Ich habe mir das Unbehagen immer mit Sprache erschlossen. Die Dinge sind ein bisschen weniger unheimlich, wenn man sie benennen kann. Es war eben auch der Ansatz des Buches, mich diesem diffusen Gefühl zu stellen und Wörter dafür zu finden.


 

Nina Kunz versammelt in ihrem Essayband “Ich denk, ich denk zu viel” 30 Texte über die Gegenwart und das Unbehagen, das sie damit verbindet. Die Texte decken ein großes Themenspektrum ab, sind sehr aktuell und unterhaltsam.

Zur kompletten Rezension: Nina Kunz – Ich denk, ich denk zu viel


 

Kamen die Themen zu dir oder hast du sie dir herausgepickt?

Die Texte sind alle aus einer persönlichen Dringlichkeit entstanden. Wenn es ums Schreiben geht, habe ich eigentlich immer ein Thema, das die Hand hochhält und schreit: “Pick me!” Die drängen sich auf und dann muss ich über sie schreiben und verstehen, was die Themen von mir wollen.
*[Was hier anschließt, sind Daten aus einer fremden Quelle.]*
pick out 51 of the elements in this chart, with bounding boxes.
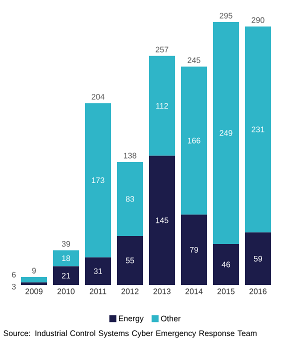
bar xyxy=(212,244,239,285)
x-tick-label: 2009 xyxy=(26,288,43,294)
bar xyxy=(212,22,239,244)
data-label: 21 xyxy=(62,272,70,278)
data-label: 3 xyxy=(12,284,16,290)
bar xyxy=(21,276,47,282)
bar xyxy=(52,250,79,266)
data-label: 231 xyxy=(252,126,264,132)
total-label: 138 xyxy=(124,152,136,158)
bar xyxy=(180,66,207,215)
data-label: 83 xyxy=(126,196,134,202)
total-label: 257 xyxy=(156,46,168,52)
x-tick-label: 2014 xyxy=(185,288,203,294)
total-label: 9 xyxy=(32,268,36,274)
bar xyxy=(116,162,143,236)
bar xyxy=(116,236,143,285)
data-label: 18 xyxy=(62,255,70,262)
bar xyxy=(21,282,47,285)
x-tick-label: 2016 xyxy=(249,288,267,294)
data-label: 112 xyxy=(156,103,168,109)
bar xyxy=(84,103,111,258)
data-label: 46 xyxy=(222,262,230,268)
bar xyxy=(52,266,79,285)
bar xyxy=(244,26,271,232)
data-label: 166 xyxy=(188,138,200,144)
x-tick-label: 2012 xyxy=(122,288,138,294)
source-note: Source: Industrial Control Systems Cyber Emergency Response Team xyxy=(4,330,256,338)
bar xyxy=(84,257,111,285)
total-label: 204 xyxy=(92,94,104,100)
bar xyxy=(244,232,271,285)
legend-label: Energy xyxy=(118,316,144,323)
data-label: 31 xyxy=(94,268,102,274)
x-tick-label: 2013 xyxy=(154,288,171,294)
x-tick-label: 2011 xyxy=(90,288,106,294)
data-label: 59 xyxy=(254,256,262,262)
total-label: 39 xyxy=(62,241,70,247)
data-label: 6 xyxy=(12,272,16,278)
data-label: 249 xyxy=(220,130,232,136)
total-label: 290 xyxy=(252,17,264,23)
data-label: 79 xyxy=(190,246,198,253)
x-tick-label: 2015 xyxy=(217,288,235,294)
legend-label: Other xyxy=(161,315,181,322)
data-label: 173 xyxy=(92,177,104,184)
bar xyxy=(148,56,175,156)
bar xyxy=(180,214,207,285)
total-label: 245 xyxy=(188,57,200,64)
data-label: 55 xyxy=(126,258,134,264)
data-label: 145 xyxy=(156,218,168,224)
bar xyxy=(148,156,175,285)
x-tick-label: 2010 xyxy=(58,288,75,294)
total-label: 295 xyxy=(220,12,232,18)
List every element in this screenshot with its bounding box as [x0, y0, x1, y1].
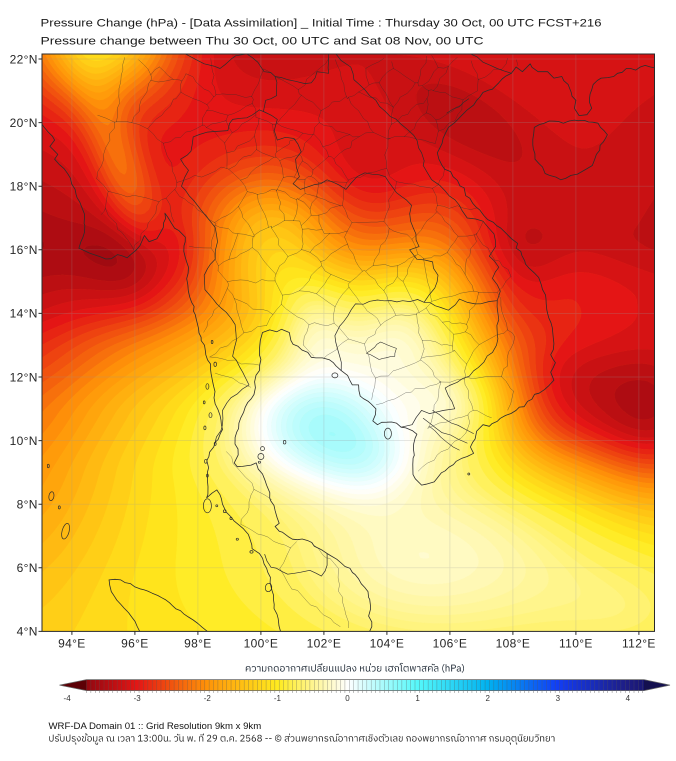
- svg-text:106°E: 106°E: [433, 637, 468, 651]
- svg-text:94°E: 94°E: [58, 637, 86, 651]
- svg-text:Pressure Change (hPa) - [Data: Pressure Change (hPa) - [Data Assimilati…: [41, 17, 602, 29]
- svg-text:4: 4: [626, 694, 631, 703]
- svg-text:112°E: 112°E: [622, 637, 656, 651]
- svg-text:12°N: 12°N: [10, 370, 38, 384]
- svg-text:10°N: 10°N: [10, 434, 38, 448]
- svg-text:18°N: 18°N: [10, 180, 38, 194]
- svg-text:16°N: 16°N: [10, 243, 38, 257]
- svg-text:108°E: 108°E: [496, 637, 531, 651]
- svg-text:1: 1: [415, 694, 420, 703]
- svg-text:-4: -4: [64, 694, 72, 703]
- svg-text:110°E: 110°E: [559, 637, 593, 651]
- svg-text:Pressure change between Thu 30: Pressure change between Thu 30 Oct, 00 U…: [41, 35, 484, 47]
- svg-text:22°N: 22°N: [10, 52, 38, 66]
- svg-text:96°E: 96°E: [121, 637, 149, 651]
- svg-text:100°E: 100°E: [244, 637, 279, 651]
- svg-text:98°E: 98°E: [184, 637, 212, 651]
- svg-text:104°E: 104°E: [370, 637, 405, 651]
- svg-text:14°N: 14°N: [10, 307, 38, 321]
- svg-text:20°N: 20°N: [10, 116, 38, 130]
- svg-text:2: 2: [485, 694, 490, 703]
- svg-text:-1: -1: [274, 694, 282, 703]
- svg-text:WRF-DA Domain 01 :: Grid Resol: WRF-DA Domain 01 :: Grid Resolution 9km …: [49, 721, 262, 732]
- svg-text:6°N: 6°N: [17, 561, 38, 575]
- svg-text:3: 3: [556, 694, 561, 703]
- svg-text:0: 0: [345, 694, 350, 703]
- svg-text:102°E: 102°E: [307, 637, 342, 651]
- svg-text:8°N: 8°N: [17, 498, 38, 512]
- svg-text:-3: -3: [134, 694, 142, 703]
- svg-text:-2: -2: [204, 694, 212, 703]
- svg-text:4°N: 4°N: [17, 625, 38, 639]
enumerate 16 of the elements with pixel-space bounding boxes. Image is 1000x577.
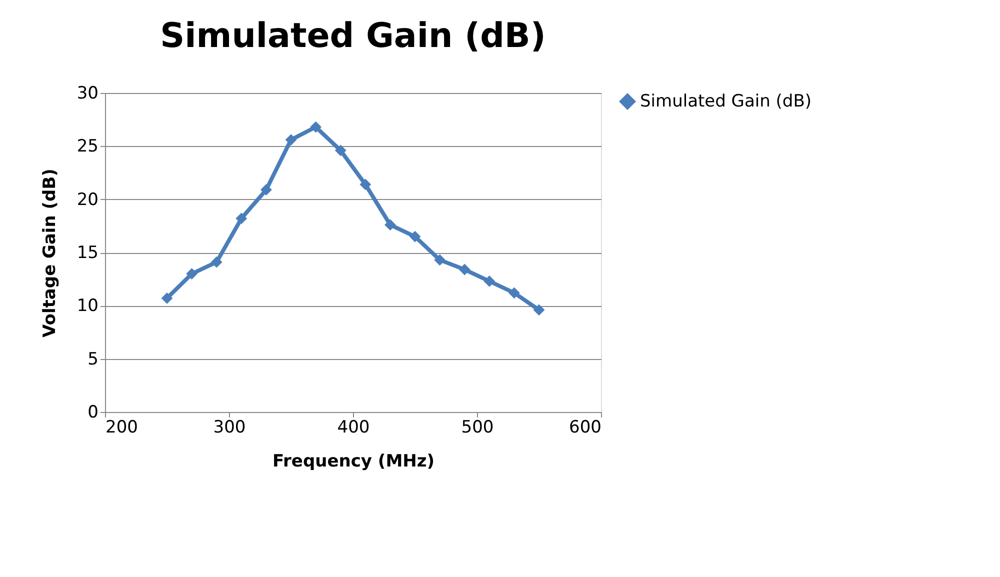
- y-tick-label: 25: [76, 136, 98, 157]
- x-tick-label: 500: [461, 418, 494, 438]
- x-axis-title: Frequency (MHz): [272, 452, 434, 472]
- y-tick-label: 10: [76, 296, 98, 316]
- x-tick-label: 300: [213, 418, 246, 438]
- chart-title: Simulated Gain (dB): [160, 16, 546, 56]
- y-tick-label: 0: [88, 402, 98, 422]
- y-tick-label: 30: [76, 84, 98, 104]
- x-tick-label: 600: [569, 418, 602, 438]
- y-axis-title: Voltage Gain (dB): [40, 168, 60, 338]
- x-tick-label: 200: [106, 418, 138, 438]
- legend-label: Simulated Gain (dB): [640, 92, 812, 112]
- y-tick-label: 5: [88, 349, 98, 370]
- y-tick-label: 20: [76, 190, 98, 210]
- y-tick-label: 15: [76, 243, 98, 263]
- x-tick-label: 400: [337, 418, 370, 438]
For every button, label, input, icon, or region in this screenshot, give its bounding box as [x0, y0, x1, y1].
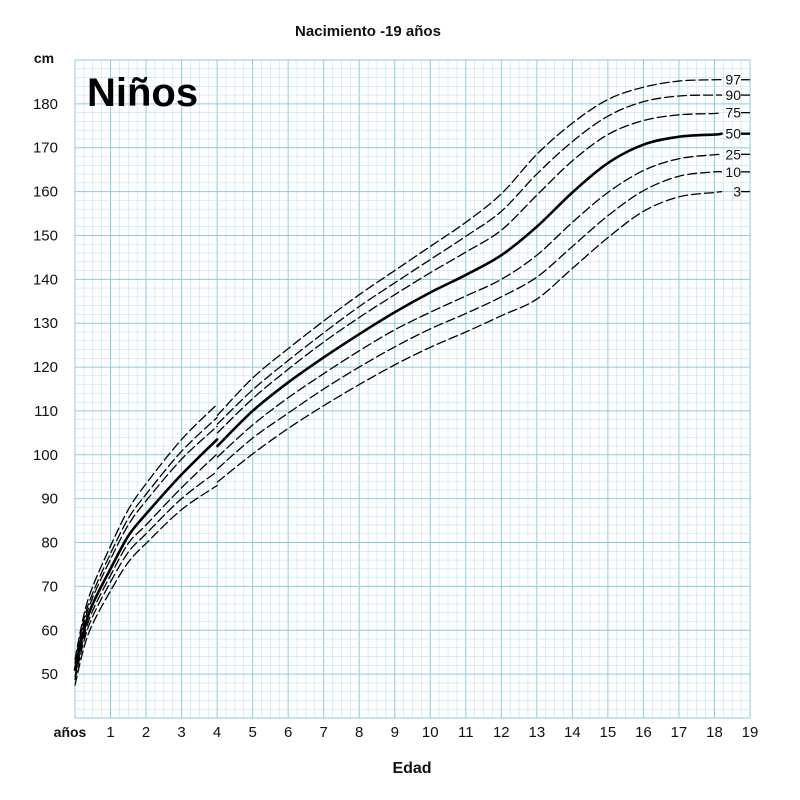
percentile-label-p97: 97: [725, 72, 741, 88]
y-tick-label: 50: [41, 666, 58, 683]
x-tick-label: 13: [528, 724, 545, 741]
x-axis-label: Edad: [392, 760, 431, 777]
y-tick-label: 130: [33, 315, 58, 332]
y-tick-label: 70: [41, 578, 58, 595]
y-tick-label: 140: [33, 271, 58, 288]
percentile-label-p25: 25: [725, 146, 741, 162]
percentile-label-p50: 50: [725, 126, 741, 142]
x-tick-label: 17: [671, 724, 688, 741]
x-tick-label: 6: [284, 724, 292, 741]
x-tick-label: 18: [706, 724, 723, 741]
y-tick-label: 110: [34, 403, 58, 420]
percentile-curve-p10: [216, 170, 723, 470]
percentile-label-p90: 90: [725, 87, 741, 103]
y-tick-label: 80: [41, 535, 58, 552]
y-axis-unit-label: cm: [34, 50, 54, 66]
y-tick-label: 100: [33, 447, 58, 464]
x-tick-label: 19: [742, 724, 759, 741]
percentile-curve-p90: [216, 94, 723, 425]
x-tick-label: 7: [320, 724, 328, 741]
x-tick-label: 8: [355, 724, 363, 741]
percentile-curve-p50: [73, 438, 219, 672]
percentile-label-p75: 75: [725, 105, 741, 121]
y-tick-label: 180: [33, 96, 58, 113]
grid: [74, 59, 751, 719]
percentile-label-p3: 3: [733, 184, 741, 200]
x-tick-label: 16: [635, 724, 652, 741]
percentile-curve-p25: [216, 153, 723, 458]
percentile-curve-p50: [216, 132, 723, 448]
x-tick-label: 3: [177, 724, 185, 741]
x-axis-unit-label: años: [54, 724, 87, 740]
percentile-curve-p90: [74, 416, 218, 664]
chart-subtitle: Niños: [87, 71, 198, 115]
x-tick-label: 14: [564, 724, 581, 741]
percentile-curve-p25: [74, 453, 218, 677]
x-tick-label: 11: [458, 724, 474, 741]
x-tick-labels: 1 2 3 4 5 6 7 8 9 10 11 12 13 14 15 16 17 18 19: [106, 724, 758, 741]
x-tick-label: 12: [493, 724, 510, 741]
y-tick-label: 120: [33, 359, 58, 376]
y-tick-label: 150: [33, 227, 58, 244]
percentile-curve-p3: [216, 190, 723, 483]
percentile-curve-p3: [74, 484, 218, 686]
x-tick-label: 1: [106, 724, 114, 741]
x-tick-label: 10: [422, 724, 439, 741]
percentile-curve-p75: [216, 111, 723, 434]
percentile-curve-p97: [216, 78, 723, 416]
percentile-curve-p97: [74, 403, 218, 660]
percentile-curves: [73, 78, 723, 686]
x-tick-label: 9: [391, 724, 399, 741]
percentile-label-p10: 10: [725, 164, 741, 180]
y-tick-labels: 50 60 70 80 90 100 110 120 130 140 150 160 170 180: [33, 96, 58, 683]
y-tick-label: 60: [41, 622, 58, 639]
chart-title: Nacimiento -19 años: [295, 23, 441, 40]
x-tick-label: 15: [600, 724, 617, 741]
x-tick-label: 4: [213, 724, 221, 741]
y-tick-label: 90: [41, 491, 58, 508]
percentile-curve-p10: [74, 470, 218, 681]
y-tick-label: 160: [33, 184, 58, 201]
x-tick-label: 2: [142, 724, 150, 741]
x-tick-label: 5: [248, 724, 256, 741]
y-tick-label: 170: [33, 140, 58, 157]
percentile-curve-p75: [74, 425, 218, 669]
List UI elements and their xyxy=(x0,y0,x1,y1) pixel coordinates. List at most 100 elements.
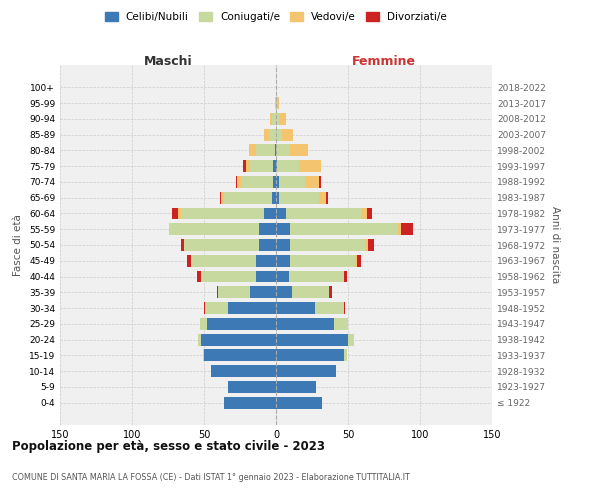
Bar xyxy=(276,208,286,220)
Bar xyxy=(398,224,401,235)
Bar xyxy=(241,176,273,188)
Bar xyxy=(282,128,293,140)
Bar xyxy=(276,144,290,156)
Bar xyxy=(250,160,273,172)
Bar xyxy=(276,350,344,362)
Bar xyxy=(204,350,276,362)
Bar xyxy=(191,255,256,266)
Bar xyxy=(348,334,354,345)
Bar xyxy=(256,270,276,282)
Bar xyxy=(197,270,201,282)
Bar xyxy=(272,192,276,203)
Bar xyxy=(319,192,326,203)
Bar xyxy=(250,286,276,298)
Bar xyxy=(198,334,201,345)
Bar xyxy=(273,160,276,172)
Bar xyxy=(365,239,368,251)
Bar xyxy=(273,176,276,188)
Bar xyxy=(277,160,299,172)
Bar xyxy=(305,176,319,188)
Legend: Celibi/Nubili, Coniugati/e, Vedovi/e, Divorziati/e: Celibi/Nubili, Coniugati/e, Vedovi/e, Di… xyxy=(101,8,451,26)
Bar xyxy=(220,192,221,203)
Bar xyxy=(243,160,246,172)
Bar xyxy=(290,255,355,266)
Text: Maschi: Maschi xyxy=(143,56,193,68)
Bar xyxy=(200,318,207,330)
Bar xyxy=(272,113,276,124)
Bar xyxy=(290,144,308,156)
Bar xyxy=(276,318,334,330)
Bar xyxy=(201,334,276,345)
Bar xyxy=(276,192,279,203)
Bar xyxy=(224,397,276,408)
Bar xyxy=(276,97,277,109)
Y-axis label: Anni di nascita: Anni di nascita xyxy=(550,206,560,284)
Bar xyxy=(289,270,344,282)
Bar xyxy=(276,286,292,298)
Bar xyxy=(221,192,224,203)
Bar xyxy=(356,255,361,266)
Bar xyxy=(361,208,367,220)
Bar xyxy=(259,224,276,235)
Bar xyxy=(184,239,259,251)
Text: Popolazione per età, sesso e stato civile - 2023: Popolazione per età, sesso e stato civil… xyxy=(12,440,325,453)
Bar xyxy=(277,97,279,109)
Bar xyxy=(279,192,319,203)
Bar xyxy=(279,176,305,188)
Bar xyxy=(269,128,276,140)
Bar xyxy=(203,350,204,362)
Bar xyxy=(256,255,276,266)
Bar xyxy=(246,160,250,172)
Text: Femmine: Femmine xyxy=(352,56,416,68)
Bar xyxy=(169,224,259,235)
Bar xyxy=(259,239,276,251)
Bar xyxy=(276,160,277,172)
Y-axis label: Fasce di età: Fasce di età xyxy=(13,214,23,276)
Bar xyxy=(367,208,373,220)
Bar xyxy=(401,224,413,235)
Bar xyxy=(275,97,276,109)
Bar xyxy=(276,176,279,188)
Bar xyxy=(276,334,348,345)
Bar xyxy=(270,113,272,124)
Bar xyxy=(319,176,320,188)
Bar xyxy=(187,255,191,266)
Bar xyxy=(276,397,322,408)
Bar xyxy=(344,270,347,282)
Bar xyxy=(265,208,276,220)
Bar xyxy=(292,286,329,298)
Bar xyxy=(276,302,315,314)
Bar xyxy=(172,208,178,220)
Bar xyxy=(224,192,272,203)
Bar xyxy=(178,208,181,220)
Bar xyxy=(355,255,356,266)
Bar xyxy=(181,239,184,251)
Bar xyxy=(286,208,361,220)
Bar xyxy=(275,144,276,156)
Bar xyxy=(276,381,316,393)
Bar xyxy=(181,208,265,220)
Text: COMUNE DI SANTA MARIA LA FOSSA (CE) - Dati ISTAT 1° gennaio 2023 - Elaborazione : COMUNE DI SANTA MARIA LA FOSSA (CE) - Da… xyxy=(12,473,410,482)
Bar xyxy=(256,144,275,156)
Bar xyxy=(276,113,279,124)
Bar xyxy=(368,239,374,251)
Bar xyxy=(237,176,241,188)
Bar xyxy=(229,302,276,314)
Bar xyxy=(205,302,229,314)
Bar xyxy=(329,286,332,298)
Bar xyxy=(344,302,345,314)
Bar xyxy=(279,113,286,124)
Bar xyxy=(217,286,218,298)
Bar xyxy=(276,128,282,140)
Bar xyxy=(290,224,398,235)
Bar xyxy=(218,286,250,298)
Bar xyxy=(344,350,347,362)
Bar xyxy=(290,239,365,251)
Bar xyxy=(276,255,290,266)
Bar xyxy=(229,381,276,393)
Bar xyxy=(276,224,290,235)
Bar xyxy=(204,302,205,314)
Bar xyxy=(265,128,269,140)
Bar xyxy=(326,192,328,203)
Bar xyxy=(276,239,290,251)
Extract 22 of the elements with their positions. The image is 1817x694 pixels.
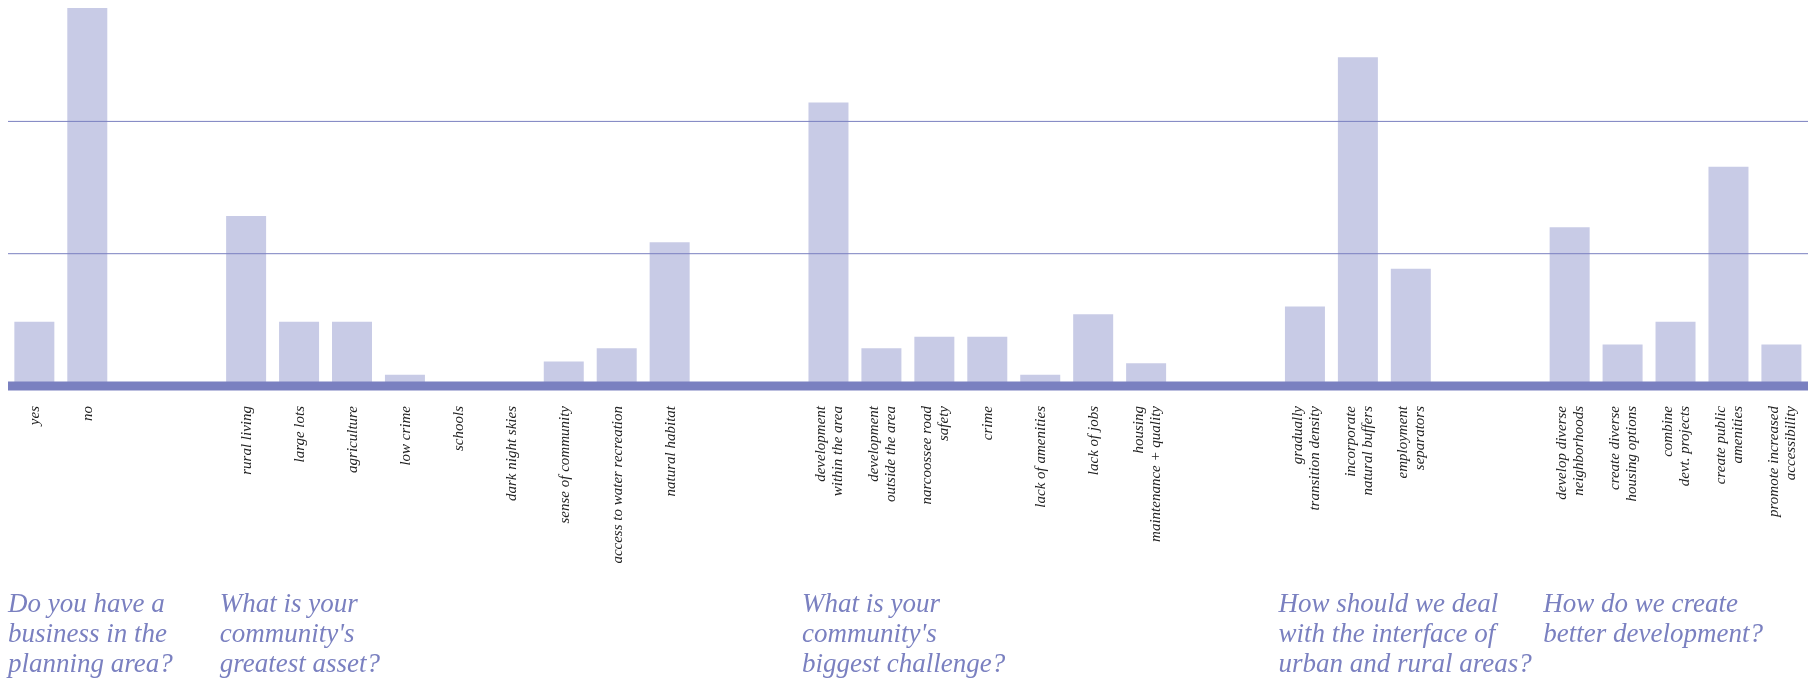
x-tick-label: rural living: [238, 405, 255, 475]
x-tick-label: develop diverse neighborhoods: [1553, 405, 1587, 500]
text: What is your community's greatest asset?: [219, 588, 380, 678]
x-tick-label: development within the area: [812, 405, 846, 497]
x-tick-label: access to water recreation: [608, 406, 625, 564]
x-tick-label: dark night skies: [502, 405, 519, 501]
x-tick-label: crime: [979, 405, 996, 441]
x-tick-label: agriculture: [344, 405, 361, 473]
x-tick-label: no: [79, 405, 96, 421]
x-tick-label: schools: [450, 405, 466, 451]
x-tick-label: gradually transition density: [1288, 405, 1322, 511]
x-tick-label: yes: [26, 405, 43, 428]
text: What is your community's biggest challenge?: [802, 588, 1006, 678]
x-tick-label: low crime: [397, 405, 414, 466]
x-tick-label: large lots: [291, 405, 308, 463]
text: Do you have a business in the planning area?: [8, 588, 173, 678]
x-tick-label: natural habitat: [661, 405, 678, 497]
text: How do we create better development?: [1543, 588, 1763, 648]
text: How should we deal with the interface of urban and rural areas?: [1278, 588, 1532, 678]
x-tick-label: lack of jobs: [1085, 405, 1102, 476]
x-tick-label: sense of community: [555, 405, 572, 524]
x-tick-label: lack of amenities: [1032, 405, 1049, 508]
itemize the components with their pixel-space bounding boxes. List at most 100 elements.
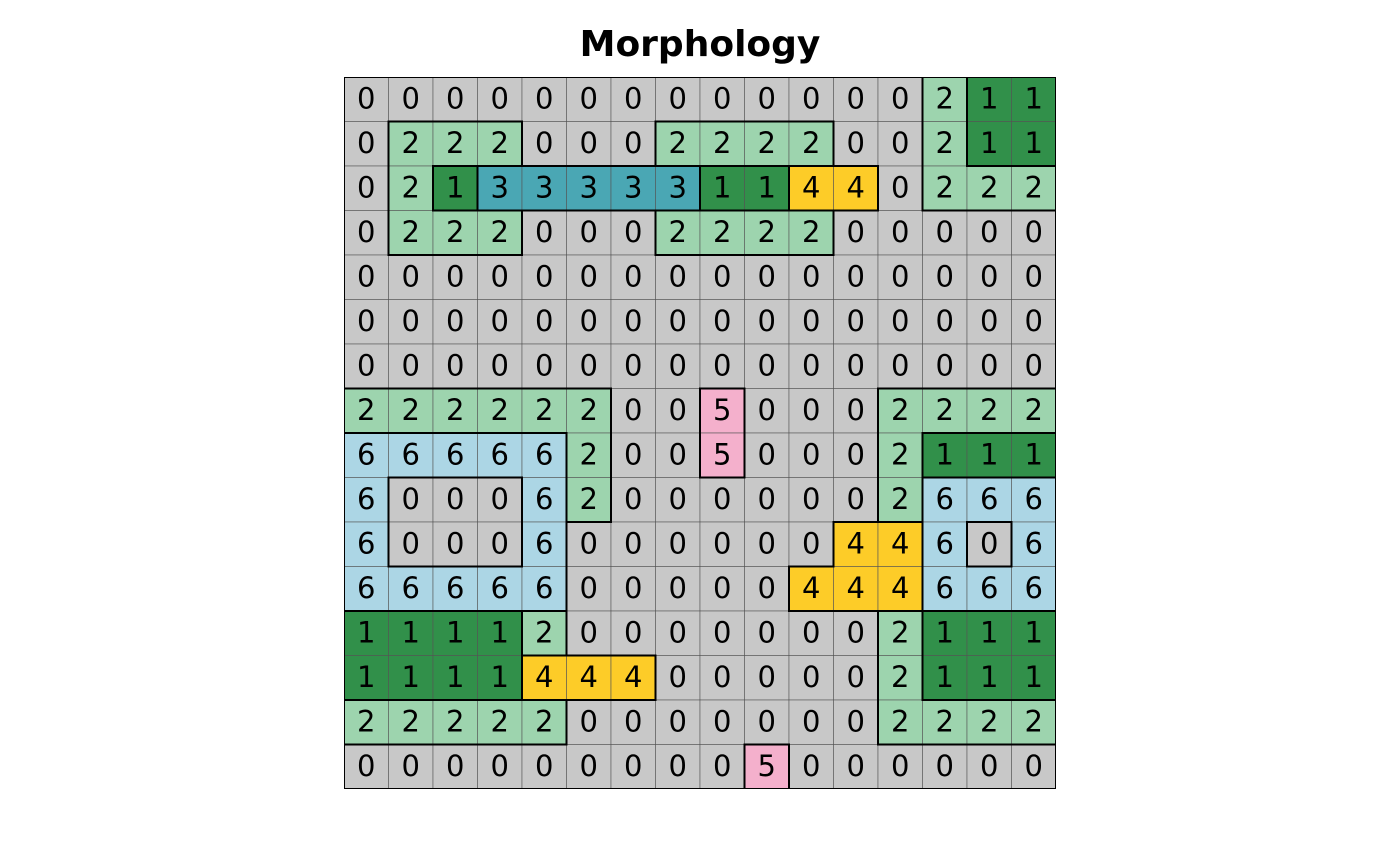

Deine Themen reichen von Workism über patriarchale Strukturen bis hin zum Leistungsdruck. Was glaubst du, wieso erreichst du damit so viele Menschen?

Vielleicht genau, weil alle Texte aus einer ehrlichen Dringlichkeit heraus entstanden sind – und ich sehr viele Stunden investiere, um die Sprache möglichst präzise, verdichtet und zugänglich zu halten.

Sehr berührend ist die Erzählung, in der du über die Suche nach deinem Vater sprichst, den du noch nie gesehen hast.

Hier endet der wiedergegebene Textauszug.